Should we really treat AI agents like employees?

Machine Learning


Should we treat AI agents as colleagues? No.

How would you describe it in an easy-to-understand way? We wonder what the people who say we should actually think about how human employees should be treated.

It is easy to see how advice that insists on equal treatment of humans and agents is incorrect in many ways. Don’t expect an AI agent built into your marketing workflow to buy Girl Scout cookies. They won’t care if you forget your birthday. They’re not going to bet on the March Madness pool (if you want to, don’t bet, because it could be very good). They don’t care what we think about them. We do not handle commander data star trek here.

I realize that most people who argue that AI agents are treated as employees don’t mean this in a completely literal sense. At least, I hope not. It’s weak even as an analogy, but let’s think about whether it sounds right.

See also: AI Agent: Where are they now?

Today’s best-known AI agents, like ChatGPT, are different from other tools in important ways, but similar in most ways. Just like computers, they can do many things. This is a better analogy. What makes an AI agent different from a computer is that it’s much easier to get an AI agent to do the one thing you want it to do. We now use them all the time in search engines like Google, Edge, and Mozilla. When you enter a search term, you can potentially get a response generated from each AI agent, whether you want it or not.

If we think about AI agents in the workplace correctly, they will make us, the employees we work with, like computer programmers, with the big advantage that we don’t need to know programming skills. Here is an example.

Let’s say you work in a marketing department and one of your jobs is to find out what kind of advertising your client’s competitors are using. A generation ago, people had to view it through media such as television, print, and radio. The advent of the Internet and, with it, search engines made that task much easier, but it still wasn’t completely easy. You’ll probably need to find the name of your client’s competitor and search for their ads online.

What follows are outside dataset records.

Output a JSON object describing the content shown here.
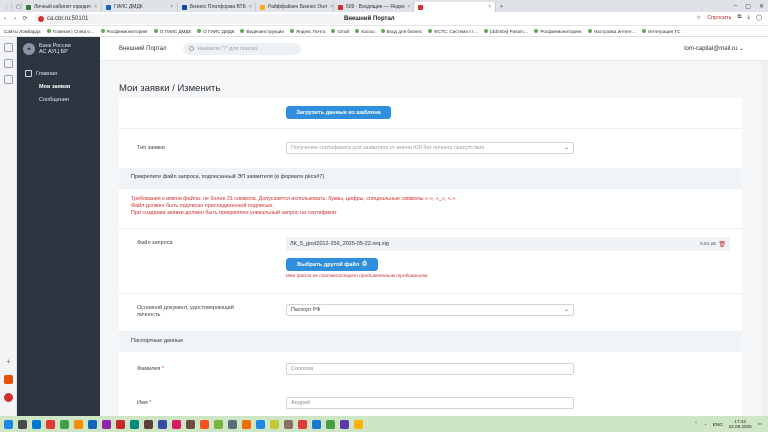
{
  "tabs": [
    {
      "label": "Личный кабинет юридич",
      "color": "#2e7d32"
    },
    {
      "label": "ГИИС ДМДК",
      "color": "#1565c0"
    },
    {
      "label": "Бизнес Платформа ВТБ",
      "color": "#0d47a1"
    },
    {
      "label": "Райффайзен Бизнес Онл",
      "color": "#f9a825"
    },
    {
      "label": "509 · Входящие — Яндек",
      "color": "#d32f2f"
    }
  ],
  "active_tab": {
    "label": "",
    "color": "#d32f2f"
  },
  "browser": {
    "url": "ca.cbr.ru:50101",
    "title": "Внешний Портал",
    "spros": "Спросить",
    "back": "‹",
    "forward": "›",
    "reload": "⟳"
  },
  "bookmarks": [
    "Сайты Ломбарда",
    "Главная | Сneta о…",
    "Росфинмониторинг",
    "О ГИИС ДМДК",
    "О ГИИС ДМДК",
    "Видеоинструкции",
    "Яндекс.Почта",
    "Gmail",
    "Кассы",
    "Вход для бизнес",
    "ФСТС: Система ст…",
    "[dclimbs] Pasam…",
    "Росфинмониторинг",
    "Настройка интеге…",
    "Интеграция ТС"
  ],
  "sidebar": {
    "logo_line1": "Банк России",
    "logo_line2": "АС АУЦ БР",
    "items": [
      {
        "label": "Главная"
      },
      {
        "label": "Мои заявки"
      },
      {
        "label": "Сообщения"
      }
    ]
  },
  "header": {
    "portal_name": "Внешний Портал",
    "search_placeholder": "Нажмите \"/\" для поиска",
    "user": "lom-capital@mail.ru"
  },
  "page": {
    "title": "Мои заявки / Изменить",
    "load_template_button": "Загрузить данные из шаблона",
    "request_type_label": "Тип заявки",
    "request_type_value": "Получение сертификата для заявителя от имени ЮЛ без личного присутствия",
    "attach_section": "Прикрепите файл запроса, подписанный ЭП заявителя (в формате pkcs#7)",
    "requirements": [
      "Требования к имени файла: не более 31 символа. Допускается использовать: буквы, цифры, специальные символы «-», «_», «.».",
      "Файл должен быть подписан присоединенной подписью.",
      "При создании заявки должен быть прикреплен уникальный запрос на сертификат"
    ],
    "file_label": "Файл запроса",
    "file_name": "ЛК_5_gost2012-256_2025-05-22.req.sig",
    "file_size": "6.81 кБ",
    "choose_other_button": "Выбрать другой файл",
    "file_error": "Имя файла не соответствует предъявленным требованиям.",
    "identity_doc_label_line1": "Основной документ, удостоверяющий",
    "identity_doc_label_line2": "личность",
    "identity_doc_value": "Паспорт РФ",
    "passport_section": "Паспортные данные",
    "surname_label": "Фамилия",
    "surname_value": "Солопов",
    "name_label": "Имя",
    "name_value": "Андрей",
    "required_mark": "*"
  },
  "tray": {
    "lang": "ENG",
    "time": "17:42",
    "date": "22.05.2025"
  },
  "colors": {
    "accent": "#2f8fdc",
    "sidebar_bg": "#2d3540",
    "error": "#d32f2f",
    "taskbar": "#cfe6c6"
  }
}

With an AI agent, you can simply ask it to find ads for trucks that competitors have sold to Ford and you’ll get a response. The problem is good It will respond at least on the first pass. This applies to virtually any tool. The difference is that with other tools, including software, if our tool doesn’t give us the results we want, we throw up our hands, call the IT department and have someone fix it. That doesn’t happen with agents. Most agents fix it themselves.

Depending on the task, configuring the agent may require a large amount of data. For example, when you can clearly identify whether the answer you want from the agent is “right” or “wrong.” It requires a lot of work and someone else will probably do it for you. If you have the data, you can also set it up yourself using modern tools.

However, in a case similar to the ad example above, the responses would not be clearly right or wrong, but would be on a continuum from good to bad. The employee must then interact with the agent and find a way to clearly explain what’s wrong with the answer the agent provided. A clearer definition of what counts as advertising may be needed. For example, Internet advertising may be missing. I hope the employee can change the prompt to get a better answer. Over time, the quality of your answers may change because external information changes (for example, what is currently considered a “truck”) or because what you need changes. Employees must continue to monitor and improve their output.

Don’t invite AI agents to happy hour

Insofar as the idea of ​​treating agents like employees makes any sense, only this aspect is true. This means that agents must be supervised. But agents are like very stupid employees, they don’t know whether they’re producing something good or bad, or how to improve it, unless they take on the task (machine learning models of agents can figure this out, but they’re not the agents that are placed on most jobs).

So in what sense are AI agents similar to employees? Only in the sense that their output needs to be monitored and corrected? Although we do not set “goals” for our agents, we may set “goals” for the employees who use them. Although we may have evaluations for employees who use agents, we do not perform performance reviews for agents. You should not expect things to get better on their own. You cannot switch it to another task without expending considerable effort. We shouldn’t be angry about it.

And you shouldn’t invite them to happy hour.